Corrosion has historically caused huge costs for repair and loss of productivity in the electric industry. It seems adequate to compare the development of ITER with the pioneer construction of nuclear power plants. A number of significant failures in light water reactors caused huge problems in both pressurized water reactors (PWRs) and boiling water reactors (BWRs) historically. Steam generator corrosion in PWRs and intergranular cracking of stainless steel in BWRs are two well-known examples of very costly failures caused by corrosion. As the water environment in ITER is similar to BWRs the lessons learned should be considered for the ITER design and construction.
Important key issues high-lighted in the study were:
Radiolysis in the ITER systems and its consequences on the redox conditions. The radiolysis conditions will settle the corrosion potential and the corrosion potential is the prime parameter for stress corrosion cracking and also for other corrosion phenomena.
The corrosion of Cu-alloys used at least in the divertor system and the indirect influence of copper corrosion products on the stress corrosion on stainless steel..
Stress corrosion cracking of the stainless steel Type316L(N)-IG used as structural material in most ITER systems.
Crevice corrosion and general corrosion of shielding block materials in the vacuum vessel.
Special attention was also recommended regarding the following items:
Corrosion of Type 316L(N)-IG stainless steel in cold worked and welded conditions. Grinding effects should be taken into account if applied during manufacturing as well as effect of other post-weld treatments. An important issue is whether or not cracks that have been initiated in cold worked material continue to grow when the cracks meet unaffected material
General corrosion of stainless steel and copper alloys during slightly oxidizing conditions.
Introduction and planning for water chemistry and corrosion monitoring during ITER operation.
Improvements and stricter requirements were suggested concerning a number of issues.
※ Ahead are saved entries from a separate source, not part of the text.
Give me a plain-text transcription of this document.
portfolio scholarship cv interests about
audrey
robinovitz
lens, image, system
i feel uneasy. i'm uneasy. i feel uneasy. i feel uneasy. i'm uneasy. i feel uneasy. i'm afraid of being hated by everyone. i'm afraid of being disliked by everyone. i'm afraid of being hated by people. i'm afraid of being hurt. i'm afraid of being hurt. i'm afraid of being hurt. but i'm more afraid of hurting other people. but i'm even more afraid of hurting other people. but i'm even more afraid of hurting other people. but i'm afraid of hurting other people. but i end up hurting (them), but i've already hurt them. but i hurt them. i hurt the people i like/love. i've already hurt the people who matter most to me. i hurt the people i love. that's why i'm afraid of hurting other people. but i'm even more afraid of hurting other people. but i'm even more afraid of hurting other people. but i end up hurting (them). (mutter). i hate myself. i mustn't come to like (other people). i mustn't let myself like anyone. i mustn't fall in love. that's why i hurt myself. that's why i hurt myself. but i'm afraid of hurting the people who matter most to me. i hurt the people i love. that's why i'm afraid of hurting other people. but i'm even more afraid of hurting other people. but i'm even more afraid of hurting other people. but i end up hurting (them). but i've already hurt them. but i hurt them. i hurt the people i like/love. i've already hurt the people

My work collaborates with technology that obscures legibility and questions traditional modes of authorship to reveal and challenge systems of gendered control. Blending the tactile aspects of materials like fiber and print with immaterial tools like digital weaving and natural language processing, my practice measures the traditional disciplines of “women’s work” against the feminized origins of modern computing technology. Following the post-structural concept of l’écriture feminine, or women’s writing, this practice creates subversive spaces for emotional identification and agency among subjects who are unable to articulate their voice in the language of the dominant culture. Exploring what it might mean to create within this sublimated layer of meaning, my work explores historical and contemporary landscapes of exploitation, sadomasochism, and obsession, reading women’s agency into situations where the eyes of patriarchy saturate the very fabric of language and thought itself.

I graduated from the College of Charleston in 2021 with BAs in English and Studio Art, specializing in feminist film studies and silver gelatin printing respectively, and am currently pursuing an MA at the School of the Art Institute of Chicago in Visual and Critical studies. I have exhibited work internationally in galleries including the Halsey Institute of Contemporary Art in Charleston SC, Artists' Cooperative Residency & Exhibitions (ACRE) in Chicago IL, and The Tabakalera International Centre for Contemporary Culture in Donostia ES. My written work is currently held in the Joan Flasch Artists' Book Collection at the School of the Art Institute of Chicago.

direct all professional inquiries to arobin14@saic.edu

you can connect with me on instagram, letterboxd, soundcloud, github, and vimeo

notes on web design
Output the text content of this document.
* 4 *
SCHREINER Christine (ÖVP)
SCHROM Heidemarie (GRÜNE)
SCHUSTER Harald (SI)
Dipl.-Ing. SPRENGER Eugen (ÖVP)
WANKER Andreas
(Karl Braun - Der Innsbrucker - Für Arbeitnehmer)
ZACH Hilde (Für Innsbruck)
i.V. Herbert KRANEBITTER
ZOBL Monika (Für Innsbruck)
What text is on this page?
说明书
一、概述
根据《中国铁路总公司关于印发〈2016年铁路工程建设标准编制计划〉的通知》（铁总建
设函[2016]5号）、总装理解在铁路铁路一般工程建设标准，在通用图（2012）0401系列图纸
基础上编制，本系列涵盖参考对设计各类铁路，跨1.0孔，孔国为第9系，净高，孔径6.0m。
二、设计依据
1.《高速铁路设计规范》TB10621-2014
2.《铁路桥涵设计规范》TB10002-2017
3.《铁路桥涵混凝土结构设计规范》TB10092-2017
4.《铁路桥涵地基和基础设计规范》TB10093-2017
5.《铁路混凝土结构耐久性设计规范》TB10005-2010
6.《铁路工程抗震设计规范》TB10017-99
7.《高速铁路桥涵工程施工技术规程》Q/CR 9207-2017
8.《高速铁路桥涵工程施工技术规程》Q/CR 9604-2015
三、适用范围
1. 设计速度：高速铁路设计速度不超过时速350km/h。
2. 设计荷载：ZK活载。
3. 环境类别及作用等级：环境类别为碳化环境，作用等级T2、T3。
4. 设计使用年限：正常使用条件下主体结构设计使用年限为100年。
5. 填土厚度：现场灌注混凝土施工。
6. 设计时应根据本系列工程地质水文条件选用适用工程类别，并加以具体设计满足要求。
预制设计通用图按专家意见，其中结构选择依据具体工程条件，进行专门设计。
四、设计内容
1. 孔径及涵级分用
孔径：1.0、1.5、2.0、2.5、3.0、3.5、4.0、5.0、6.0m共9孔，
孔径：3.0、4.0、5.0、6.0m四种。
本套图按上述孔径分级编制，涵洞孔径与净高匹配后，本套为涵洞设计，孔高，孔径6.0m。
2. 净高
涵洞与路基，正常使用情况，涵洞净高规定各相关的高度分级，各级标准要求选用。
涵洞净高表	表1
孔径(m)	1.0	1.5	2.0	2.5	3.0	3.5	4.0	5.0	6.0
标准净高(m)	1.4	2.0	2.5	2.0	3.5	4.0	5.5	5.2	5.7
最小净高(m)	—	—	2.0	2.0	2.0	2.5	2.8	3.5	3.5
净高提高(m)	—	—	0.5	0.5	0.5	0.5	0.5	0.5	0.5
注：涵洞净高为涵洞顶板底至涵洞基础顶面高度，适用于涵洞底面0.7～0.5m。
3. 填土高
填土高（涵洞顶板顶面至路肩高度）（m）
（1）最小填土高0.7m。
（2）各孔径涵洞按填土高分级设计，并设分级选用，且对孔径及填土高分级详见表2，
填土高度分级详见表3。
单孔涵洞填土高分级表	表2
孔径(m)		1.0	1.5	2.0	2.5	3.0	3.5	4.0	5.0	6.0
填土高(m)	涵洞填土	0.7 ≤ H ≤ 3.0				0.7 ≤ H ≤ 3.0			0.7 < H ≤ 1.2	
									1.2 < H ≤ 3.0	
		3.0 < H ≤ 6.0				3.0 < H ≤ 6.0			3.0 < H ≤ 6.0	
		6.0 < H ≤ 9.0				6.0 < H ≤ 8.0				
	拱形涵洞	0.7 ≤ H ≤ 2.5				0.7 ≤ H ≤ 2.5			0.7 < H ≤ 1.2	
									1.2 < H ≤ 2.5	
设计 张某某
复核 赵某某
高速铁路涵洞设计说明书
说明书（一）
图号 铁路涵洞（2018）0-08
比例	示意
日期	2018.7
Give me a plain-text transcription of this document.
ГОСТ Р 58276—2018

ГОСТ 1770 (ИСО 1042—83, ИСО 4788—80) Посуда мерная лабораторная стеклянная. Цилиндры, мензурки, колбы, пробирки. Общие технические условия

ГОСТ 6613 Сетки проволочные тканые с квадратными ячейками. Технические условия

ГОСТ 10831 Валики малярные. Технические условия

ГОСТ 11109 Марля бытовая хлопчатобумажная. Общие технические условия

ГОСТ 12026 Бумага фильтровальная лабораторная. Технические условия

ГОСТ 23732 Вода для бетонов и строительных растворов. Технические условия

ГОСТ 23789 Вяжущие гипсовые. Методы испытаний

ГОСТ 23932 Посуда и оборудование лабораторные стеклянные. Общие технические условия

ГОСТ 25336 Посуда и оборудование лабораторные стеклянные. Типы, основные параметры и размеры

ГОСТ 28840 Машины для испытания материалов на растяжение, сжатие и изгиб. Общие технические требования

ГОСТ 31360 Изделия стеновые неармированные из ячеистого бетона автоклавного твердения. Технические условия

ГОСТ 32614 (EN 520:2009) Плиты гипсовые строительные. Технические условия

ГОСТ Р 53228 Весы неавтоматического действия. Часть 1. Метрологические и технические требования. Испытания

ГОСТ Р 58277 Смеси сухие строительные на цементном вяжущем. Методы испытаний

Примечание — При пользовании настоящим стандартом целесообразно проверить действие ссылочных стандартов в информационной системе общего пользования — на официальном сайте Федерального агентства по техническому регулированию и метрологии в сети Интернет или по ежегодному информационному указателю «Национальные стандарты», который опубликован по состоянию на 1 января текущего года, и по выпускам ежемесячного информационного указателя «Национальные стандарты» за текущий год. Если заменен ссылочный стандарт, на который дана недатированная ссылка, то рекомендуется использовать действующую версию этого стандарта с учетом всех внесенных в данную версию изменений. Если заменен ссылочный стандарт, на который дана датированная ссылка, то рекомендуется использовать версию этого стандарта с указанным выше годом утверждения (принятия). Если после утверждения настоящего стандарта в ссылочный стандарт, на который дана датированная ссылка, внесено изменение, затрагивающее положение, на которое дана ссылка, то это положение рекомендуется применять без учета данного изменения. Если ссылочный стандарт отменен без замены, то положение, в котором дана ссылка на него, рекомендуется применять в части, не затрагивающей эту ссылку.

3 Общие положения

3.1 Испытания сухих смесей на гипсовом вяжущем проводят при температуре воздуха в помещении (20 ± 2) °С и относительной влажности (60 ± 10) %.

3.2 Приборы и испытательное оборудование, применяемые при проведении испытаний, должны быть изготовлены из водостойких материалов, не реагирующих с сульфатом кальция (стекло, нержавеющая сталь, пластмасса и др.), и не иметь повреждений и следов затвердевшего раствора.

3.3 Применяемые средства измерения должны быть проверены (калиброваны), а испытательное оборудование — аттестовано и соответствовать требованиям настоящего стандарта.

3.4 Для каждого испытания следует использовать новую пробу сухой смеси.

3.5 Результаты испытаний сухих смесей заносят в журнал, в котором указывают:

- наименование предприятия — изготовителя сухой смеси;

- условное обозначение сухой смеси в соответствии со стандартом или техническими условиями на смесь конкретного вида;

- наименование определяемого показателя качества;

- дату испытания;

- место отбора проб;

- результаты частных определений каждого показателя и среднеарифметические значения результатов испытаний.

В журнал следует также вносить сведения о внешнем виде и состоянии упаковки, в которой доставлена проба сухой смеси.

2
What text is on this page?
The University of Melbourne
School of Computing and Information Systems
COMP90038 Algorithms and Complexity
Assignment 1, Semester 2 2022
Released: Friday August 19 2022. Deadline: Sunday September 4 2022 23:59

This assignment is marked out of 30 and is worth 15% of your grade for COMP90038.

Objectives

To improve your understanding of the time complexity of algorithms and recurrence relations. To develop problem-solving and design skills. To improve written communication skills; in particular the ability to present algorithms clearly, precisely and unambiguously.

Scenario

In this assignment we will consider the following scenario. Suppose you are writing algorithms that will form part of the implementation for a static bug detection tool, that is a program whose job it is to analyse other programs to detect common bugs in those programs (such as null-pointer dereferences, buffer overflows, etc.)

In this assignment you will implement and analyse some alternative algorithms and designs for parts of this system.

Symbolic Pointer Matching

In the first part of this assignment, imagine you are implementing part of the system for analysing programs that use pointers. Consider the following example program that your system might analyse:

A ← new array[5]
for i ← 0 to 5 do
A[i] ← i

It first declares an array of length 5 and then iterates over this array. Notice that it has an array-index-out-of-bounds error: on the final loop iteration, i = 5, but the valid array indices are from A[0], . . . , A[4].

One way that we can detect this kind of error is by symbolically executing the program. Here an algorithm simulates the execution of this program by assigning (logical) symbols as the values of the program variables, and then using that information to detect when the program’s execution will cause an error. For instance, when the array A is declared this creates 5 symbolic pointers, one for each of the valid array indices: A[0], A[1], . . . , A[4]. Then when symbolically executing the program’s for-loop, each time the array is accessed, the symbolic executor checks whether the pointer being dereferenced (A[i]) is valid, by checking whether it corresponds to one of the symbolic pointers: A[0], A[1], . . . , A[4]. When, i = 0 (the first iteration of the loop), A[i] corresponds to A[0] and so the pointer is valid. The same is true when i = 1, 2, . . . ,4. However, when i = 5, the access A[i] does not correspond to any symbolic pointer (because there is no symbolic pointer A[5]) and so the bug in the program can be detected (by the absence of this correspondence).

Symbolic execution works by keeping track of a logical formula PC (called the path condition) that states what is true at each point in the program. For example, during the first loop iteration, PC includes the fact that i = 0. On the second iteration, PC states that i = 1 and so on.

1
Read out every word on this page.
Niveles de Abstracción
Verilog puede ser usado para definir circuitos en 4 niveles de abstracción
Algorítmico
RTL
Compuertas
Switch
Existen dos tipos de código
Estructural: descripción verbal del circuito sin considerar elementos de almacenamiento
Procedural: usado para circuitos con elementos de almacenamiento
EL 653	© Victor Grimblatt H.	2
For example:
Revised water chemistry specifications aiming at a high purity, better controlled and less corrosive environment.
Calculation of release rates and activity build-up caused by the large but less irradiated surfaces of the shielding plates.
Re-consideration of hydrogen addition and incorporation of a CVCS for the vacuum vessel PHTS.
Another important finding is also that IASCC is not identified as a key issue for ITER as is the case for BWRs. However, relevant crack growth data are not available and the temperature effect is unclear. A better knowledge of the environment and the ECP would be valuable for better prediction of the risk for IASCC. Relevant crack growth data are also missing for unirradiated materials. Reliable crack growth rates are needed for flaw tolerance analyses and safety assessments. For the most important pressure boundary material of ITER such data might be needed in the future.
Work concerning some of the items mentioned above has been initiated and some results will be included. However, the main scope of this paper is to summarize the performed review.